ScaleOut Introduces Analytics Server to Crunch Big Data

ScaleOut Software’s new Analytics Server product uses in-memory data grid technology to do data analytics faster than systems that have to retrieve data from a database server, which increases latency.

ScaleOut Software has introduced a new Analytics Server that it says does data analytics quickly by using in-memory data grid technology to process rapidly changing data.

ScaleOut Analytics Server is a follow-on product to the ScaleOut State Server middleware product that’s been out for about seven years, said Bill Bain, CEO of ScaleOut Software. State Server is deployed across a cluster of servers doing big data analysis in memory rather than on a separate database server. It’s ideal for analyzing rapidly changing data such as shopping carts on an e-commerce site, stock trades at a financial firm or activity on an electric utility’s power grid.

The Analytics Server adds new features including parallel data analysis, which makes it possible to analyze data in place, minimizing data movement and speeding analysis, something that can’t be achieved by pulling information from a database, Bain said.

“Database servers will bottleneck if you throw too much load at them,” he said.

Bain cited Ovum research that the typical in-memory data grid can handle up to 10TB of data and that the mean workload is 3TB.

Also new in the Analytics Server is more simplified object-oriented programming for developers to write applications in familiar languages such as Java and C#. It also adds automated code shipping, which delivers analytics code to grid servers for faster and easier execution.

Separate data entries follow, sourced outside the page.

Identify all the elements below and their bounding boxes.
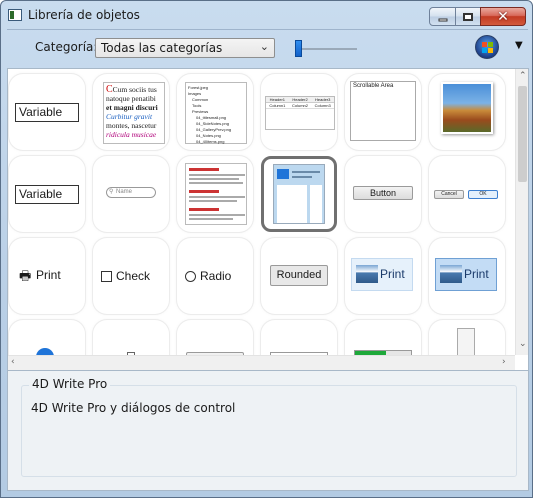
- tile-hierarchical-list[interactable]: Forest.jpeg Images Common Tools Previews…: [177, 74, 253, 150]
- styled-line: montes, nascetur: [106, 121, 157, 130]
- write-pro-area-icon: [273, 164, 325, 224]
- printer-icon: [440, 265, 462, 283]
- write-pro-document-icon: [185, 163, 247, 225]
- styled-line: et magni discuri: [106, 103, 158, 112]
- tile-write-pro-doc[interactable]: [177, 156, 253, 232]
- maximize-icon: [463, 12, 473, 21]
- styled-line: CCum sociis tus: [106, 84, 157, 95]
- tile-button[interactable]: Button: [345, 156, 421, 232]
- search-icon: ⚲: [109, 189, 114, 195]
- close-button[interactable]: ✕: [480, 7, 526, 26]
- scroll-up-icon[interactable]: ⌃: [519, 71, 527, 81]
- radio-icon: [185, 271, 196, 282]
- styled-text-preview: CCum sociis tus natoque penatibi et magn…: [103, 82, 165, 144]
- scrollable-area-label: Scrollable Area: [353, 83, 394, 89]
- category-select[interactable]: Todas las categorías ⌄: [95, 38, 275, 58]
- tile-radio-button[interactable]: Radio: [177, 238, 253, 314]
- list-header: Header2: [292, 97, 308, 102]
- tile-label: Print: [380, 267, 405, 281]
- menu-arrow-icon[interactable]: ▼: [515, 40, 523, 51]
- tile-search-field[interactable]: ⚲ Name: [93, 156, 169, 232]
- list-cell: Column1: [269, 103, 286, 108]
- printer-icon: [356, 265, 378, 283]
- info-panel: 4D Write Pro 4D Write Pro y diálogos de …: [7, 371, 529, 491]
- tile-label: Print: [464, 267, 489, 281]
- list-cell: Column2: [292, 103, 309, 108]
- caption-buttons: ✕: [429, 7, 526, 27]
- rounded-button-preview: Rounded: [270, 265, 328, 286]
- landscape-picture-icon: [441, 82, 493, 134]
- minimize-button[interactable]: [429, 7, 456, 26]
- minimize-icon: [438, 18, 447, 21]
- tile-scrollable-area[interactable]: Scrollable Area: [345, 74, 421, 150]
- horizontal-scrollbar[interactable]: ‹ ›: [8, 355, 515, 370]
- list-box-preview: Header1 Header2 Header3 Column1 Column2 …: [265, 96, 335, 130]
- toolbar-button-preview: Print: [351, 258, 413, 291]
- checkbox-icon: [101, 271, 112, 282]
- close-icon: ✕: [497, 8, 509, 25]
- tile-print-toolbar-button-pressed[interactable]: Print: [429, 238, 505, 314]
- zoom-slider-track[interactable]: [295, 48, 357, 50]
- toolbar-button-pressed-preview: Print: [435, 258, 497, 291]
- object-grid: Variable CCum sociis tus natoque penatib…: [7, 68, 529, 371]
- search-field-preview: ⚲ Name: [106, 187, 156, 198]
- scroll-left-icon[interactable]: ‹: [11, 357, 15, 367]
- printer-icon: 🖶: [19, 269, 32, 284]
- styled-line: Curbitur gravit: [106, 112, 153, 121]
- maximize-button[interactable]: [455, 7, 481, 26]
- zoom-slider-thumb[interactable]: [295, 40, 302, 57]
- button-preview: Button: [353, 186, 413, 200]
- windows-logo-icon[interactable]: [475, 35, 499, 59]
- tile-ok-cancel[interactable]: Cancel OK: [429, 156, 505, 232]
- file-entry: 04_40items.png: [196, 139, 225, 144]
- list-header: Header1: [269, 97, 285, 102]
- tile-styled-text[interactable]: CCum sociis tus natoque penatibi et magn…: [93, 74, 169, 150]
- tile-label: Variable: [15, 185, 79, 204]
- tile-label: Check: [116, 269, 151, 283]
- cancel-button-preview: Cancel: [434, 190, 464, 199]
- window-title: Librería de objetos: [28, 8, 140, 22]
- list-header: Header3: [315, 97, 331, 102]
- scroll-down-icon[interactable]: ⌄: [519, 339, 527, 349]
- scroll-right-icon[interactable]: ›: [502, 357, 506, 367]
- info-group-box: [21, 385, 517, 477]
- tile-label: Variable: [15, 103, 79, 122]
- toolbar: Categoría: Todas las categorías ⌄ ▼: [7, 29, 528, 65]
- tile-print-button[interactable]: 🖶 Print: [9, 238, 85, 314]
- title-bar[interactable]: Librería de objetos ✕: [1, 1, 532, 29]
- category-value: Todas las categorías: [101, 41, 223, 55]
- styled-line: ridicula musicae: [106, 130, 157, 139]
- vertical-scrollbar[interactable]: ⌃ ⌄: [515, 69, 528, 355]
- styled-line: natoque penatibi: [106, 94, 156, 103]
- tile-check-box[interactable]: Check: [93, 238, 169, 314]
- tile-variable-input-2[interactable]: Variable: [9, 156, 85, 232]
- category-label: Categoría:: [35, 40, 98, 54]
- tile-label: Print: [36, 268, 61, 282]
- info-title: 4D Write Pro: [29, 377, 111, 391]
- app-icon: [8, 9, 22, 21]
- scroll-thumb[interactable]: [518, 86, 527, 182]
- tile-picture[interactable]: [429, 74, 505, 150]
- chevron-down-icon: ⌄: [259, 40, 269, 53]
- tile-list-box[interactable]: Header1 Header2 Header3 Column1 Column2 …: [261, 74, 337, 150]
- object-library-window: Librería de objetos ✕ Categoría: Todas l…: [0, 0, 533, 498]
- tile-variable-input[interactable]: Variable: [9, 74, 85, 150]
- info-description: 4D Write Pro y diálogos de control: [31, 401, 236, 415]
- tile-print-toolbar-button[interactable]: Print: [345, 238, 421, 314]
- list-cell: Column3: [314, 103, 331, 108]
- hierarchical-list-preview: Forest.jpeg Images Common Tools Previews…: [185, 82, 247, 144]
- ok-button-preview: OK: [468, 190, 498, 199]
- tile-write-pro-selected[interactable]: [261, 156, 337, 232]
- scrollable-area-preview: Scrollable Area: [350, 81, 416, 141]
- tile-rounded-button[interactable]: Rounded: [261, 238, 337, 314]
- tile-label: Radio: [200, 269, 232, 283]
- search-placeholder: Name: [116, 189, 133, 195]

ScaleOut Analytics Server is also available for deployment in public and private clouds, said David Brinker, chief operating officer (COO) of ScaleOut.

“The bulk of our business is still on-premise, but we are seeing a lot of interest in the cloud, so we have people evaluating us in the cloud at this point,” said Brinker.

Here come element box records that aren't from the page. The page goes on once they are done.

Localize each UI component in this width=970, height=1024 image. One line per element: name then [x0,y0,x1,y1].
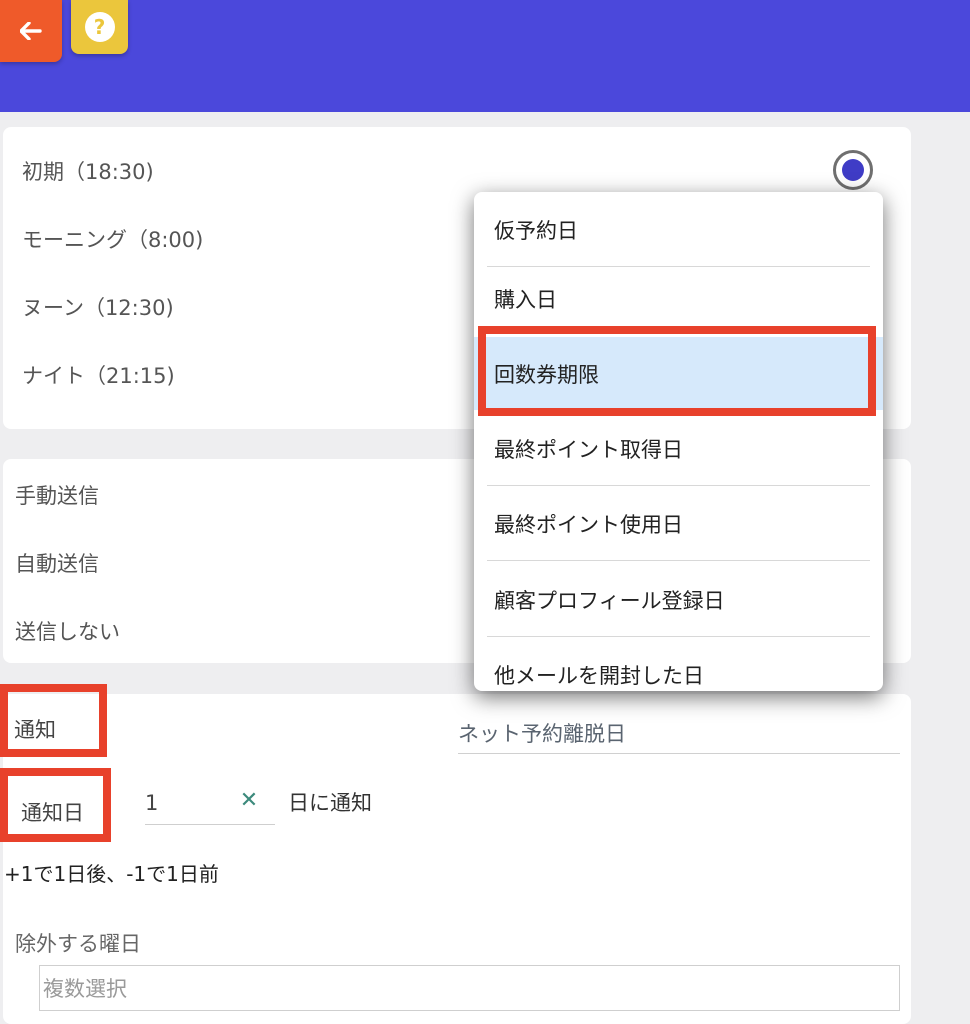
header-bar [0,0,970,112]
dropdown-item-label: 仮予約日 [494,218,578,243]
question-circle-icon: ? [84,12,115,42]
notify-day-label: 通知日 [21,801,84,825]
dropdown-item-purchase[interactable]: 購入日 [474,261,883,336]
timing-option-morning[interactable]: モーニング（8:00) [22,224,203,254]
arrow-left-icon [20,22,42,40]
notify-date-select[interactable]: ネット予約離脱日 [458,713,900,754]
dropdown-item-label: 最終ポイント使用日 [494,512,683,537]
date-type-dropdown: 仮予約日 購入日 回数券期限 最終ポイント取得日 最終ポイント使用日 顧客プロフ… [474,192,883,691]
dropdown-item-label: 他メールを開封した日 [494,663,704,688]
radio-dot [842,159,864,181]
timing-option-initial[interactable]: 初期（18:30) [22,156,154,186]
timing-option-night[interactable]: ナイト（21:15) [22,360,175,390]
notify-hint: +1で1日後、-1で1日前 [4,862,219,886]
notify-label: 通知 [14,718,56,742]
dropdown-item-last-point-earned[interactable]: 最終ポイント取得日 [474,411,883,486]
dropdown-item-ticket-expiry[interactable]: 回数券期限 [474,337,883,410]
exclude-weekday-select[interactable]: 複数選択 [39,965,900,1011]
dropdown-item-label: 回数券期限 [494,362,599,387]
dropdown-item-profile-registered[interactable]: 顧客プロフィール登録日 [474,562,883,637]
back-button[interactable] [0,0,62,62]
send-option-auto[interactable]: 自動送信 [15,548,99,578]
dropdown-item-other-mail-opened[interactable]: 他メールを開封した日 [474,637,883,691]
notify-day-value: 1 [145,791,159,815]
send-option-manual[interactable]: 手動送信 [15,480,99,510]
dropdown-item-last-point-used[interactable]: 最終ポイント使用日 [474,486,883,561]
dropdown-item-provisional[interactable]: 仮予約日 [474,192,883,267]
dropdown-item-label: 顧客プロフィール登録日 [494,588,725,613]
dropdown-item-label: 購入日 [494,287,557,312]
notify-day-suffix: 日に通知 [288,791,372,815]
notify-date-value: ネット予約離脱日 [458,722,626,746]
help-button[interactable]: ? [71,0,128,54]
help-glyph: ? [93,15,106,39]
clear-icon[interactable]: ✕ [238,787,260,813]
divider [487,560,870,561]
exclude-weekday-label: 除外する曜日 [15,932,141,956]
dropdown-item-label: 最終ポイント取得日 [494,437,683,462]
send-option-none[interactable]: 送信しない [15,616,120,646]
timing-option-noon[interactable]: ヌーン（12:30) [22,292,174,322]
timing-radio-selected[interactable] [833,150,873,190]
exclude-weekday-placeholder: 複数選択 [43,977,127,1001]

ScaleOut Analytics Server will be available in the Amazon Web Services cloud and in Microsoft Windows Azure-based clouds, he said. Azure is the cloud version of the Windows Server data center operating system.

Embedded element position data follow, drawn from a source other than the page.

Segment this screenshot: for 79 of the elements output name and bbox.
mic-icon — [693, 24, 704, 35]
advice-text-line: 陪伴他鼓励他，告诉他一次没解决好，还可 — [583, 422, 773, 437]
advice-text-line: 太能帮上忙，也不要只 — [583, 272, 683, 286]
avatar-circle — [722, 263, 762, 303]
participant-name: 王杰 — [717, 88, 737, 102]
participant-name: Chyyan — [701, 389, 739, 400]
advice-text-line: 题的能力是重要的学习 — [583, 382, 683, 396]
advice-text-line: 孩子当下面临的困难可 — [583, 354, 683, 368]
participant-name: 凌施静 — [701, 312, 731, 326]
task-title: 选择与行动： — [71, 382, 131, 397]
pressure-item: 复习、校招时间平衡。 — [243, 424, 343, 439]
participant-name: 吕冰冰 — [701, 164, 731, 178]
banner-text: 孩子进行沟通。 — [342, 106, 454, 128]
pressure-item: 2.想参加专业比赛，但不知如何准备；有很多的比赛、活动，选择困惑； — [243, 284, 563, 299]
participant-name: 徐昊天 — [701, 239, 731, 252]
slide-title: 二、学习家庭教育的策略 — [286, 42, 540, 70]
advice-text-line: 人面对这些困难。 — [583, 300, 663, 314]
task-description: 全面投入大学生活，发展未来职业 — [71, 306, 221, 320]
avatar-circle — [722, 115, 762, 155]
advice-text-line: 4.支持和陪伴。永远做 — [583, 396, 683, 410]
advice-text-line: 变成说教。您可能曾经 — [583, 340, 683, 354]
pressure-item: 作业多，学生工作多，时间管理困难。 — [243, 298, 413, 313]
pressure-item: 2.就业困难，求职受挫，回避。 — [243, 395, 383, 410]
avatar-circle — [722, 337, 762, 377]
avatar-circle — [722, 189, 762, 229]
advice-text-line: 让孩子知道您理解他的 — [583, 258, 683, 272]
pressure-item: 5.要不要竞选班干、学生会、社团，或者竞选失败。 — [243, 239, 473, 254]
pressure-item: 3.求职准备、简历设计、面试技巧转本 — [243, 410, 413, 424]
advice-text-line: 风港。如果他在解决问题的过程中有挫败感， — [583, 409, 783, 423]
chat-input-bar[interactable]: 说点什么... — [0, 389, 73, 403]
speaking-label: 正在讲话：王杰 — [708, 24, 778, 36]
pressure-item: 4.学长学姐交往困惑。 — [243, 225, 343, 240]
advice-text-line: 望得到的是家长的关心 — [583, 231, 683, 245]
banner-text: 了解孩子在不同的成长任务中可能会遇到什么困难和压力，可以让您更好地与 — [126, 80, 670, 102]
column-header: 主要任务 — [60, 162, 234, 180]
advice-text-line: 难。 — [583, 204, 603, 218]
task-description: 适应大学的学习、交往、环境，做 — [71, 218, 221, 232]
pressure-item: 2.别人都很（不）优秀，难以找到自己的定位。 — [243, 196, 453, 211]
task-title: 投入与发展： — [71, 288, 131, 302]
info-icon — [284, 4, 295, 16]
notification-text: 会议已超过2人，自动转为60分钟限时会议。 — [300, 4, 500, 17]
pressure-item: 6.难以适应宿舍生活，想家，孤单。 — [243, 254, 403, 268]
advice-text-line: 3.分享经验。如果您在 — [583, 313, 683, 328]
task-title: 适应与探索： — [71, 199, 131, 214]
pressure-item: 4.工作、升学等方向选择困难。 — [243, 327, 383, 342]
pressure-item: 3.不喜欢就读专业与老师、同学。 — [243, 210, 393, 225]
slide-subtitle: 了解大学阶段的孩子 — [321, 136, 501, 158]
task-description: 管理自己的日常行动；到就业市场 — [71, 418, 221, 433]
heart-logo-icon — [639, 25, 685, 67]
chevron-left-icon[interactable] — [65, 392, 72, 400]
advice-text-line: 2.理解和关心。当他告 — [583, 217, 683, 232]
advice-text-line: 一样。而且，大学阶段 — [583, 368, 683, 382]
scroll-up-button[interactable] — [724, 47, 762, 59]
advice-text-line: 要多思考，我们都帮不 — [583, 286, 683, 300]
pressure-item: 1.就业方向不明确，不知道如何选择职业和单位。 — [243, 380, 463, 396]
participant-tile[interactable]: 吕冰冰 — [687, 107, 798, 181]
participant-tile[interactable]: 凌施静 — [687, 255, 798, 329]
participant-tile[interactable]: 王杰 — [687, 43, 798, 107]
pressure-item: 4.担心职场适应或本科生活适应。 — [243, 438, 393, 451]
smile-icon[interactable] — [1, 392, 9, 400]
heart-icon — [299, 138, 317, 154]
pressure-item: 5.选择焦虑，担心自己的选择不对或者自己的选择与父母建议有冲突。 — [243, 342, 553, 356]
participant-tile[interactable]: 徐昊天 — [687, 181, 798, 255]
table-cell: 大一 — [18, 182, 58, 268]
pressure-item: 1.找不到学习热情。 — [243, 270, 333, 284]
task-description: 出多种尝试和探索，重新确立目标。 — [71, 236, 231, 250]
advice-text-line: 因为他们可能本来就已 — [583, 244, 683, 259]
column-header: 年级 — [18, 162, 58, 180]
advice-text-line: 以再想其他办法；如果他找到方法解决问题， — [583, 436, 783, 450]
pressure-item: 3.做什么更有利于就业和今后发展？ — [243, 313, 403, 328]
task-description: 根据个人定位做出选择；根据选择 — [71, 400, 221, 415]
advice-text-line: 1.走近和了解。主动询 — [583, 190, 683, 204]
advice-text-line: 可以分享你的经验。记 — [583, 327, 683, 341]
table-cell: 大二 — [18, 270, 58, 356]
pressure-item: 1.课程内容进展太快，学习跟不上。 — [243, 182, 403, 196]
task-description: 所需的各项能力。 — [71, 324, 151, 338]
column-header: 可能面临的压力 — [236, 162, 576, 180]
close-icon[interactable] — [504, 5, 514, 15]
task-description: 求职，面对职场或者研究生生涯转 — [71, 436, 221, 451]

In-memory data grid technology processes data much faster than do previous big data analytics platforms that retrieve data from a file system such as the open source Hadoop and Google’s MapReduce programming model, said Bain.

“We’ve seen an order of magnitude faster analysis than Hadoop by doing memory-based computing,” he said. “If you start to analyze data from a file system, you have to move all that data into memory for analysis so that really adds to the latency of analysis.”

Big data analytics was also the focus of attention at the recently concluded Oracle OpenWorld conference in San Francisco. During a presentation on Oct. 4, Balaji Yelamanchili, senior vice president of the Oracle analytics and performance management products unit, said that Oracle’s Exalogic and Exadata appliances—in which the hardware, processors, operating system and software are all Oracle-branded products—also deliver data analytics results in real time.

In a keynote preceding Yelamanchili’s remarks, Oracle President Mark Hurd shared data points about the rapid expansion of data on networks and within enterprises. He said that 90 percent of the world’s data today was created just within the last two years, that the amount of data is expected to grow 50-fold by 2020 and that the amount of mobile data alone is expected to increase at a compound annual growth rate of 78 percent.

ScaleOut’s offering for data analytics in real time is a new approach to crunching large amounts of data, according to Philip Howard, research director in the data management field for Bloor Research.

“As far as I know, this is the first in-memory data grid to specifically target analytics,” wrote Howard in a blog post. “It is symptomatic of what is going on in the data warehousing and big data space in general, in that it represents yet another approach to an existing problem.”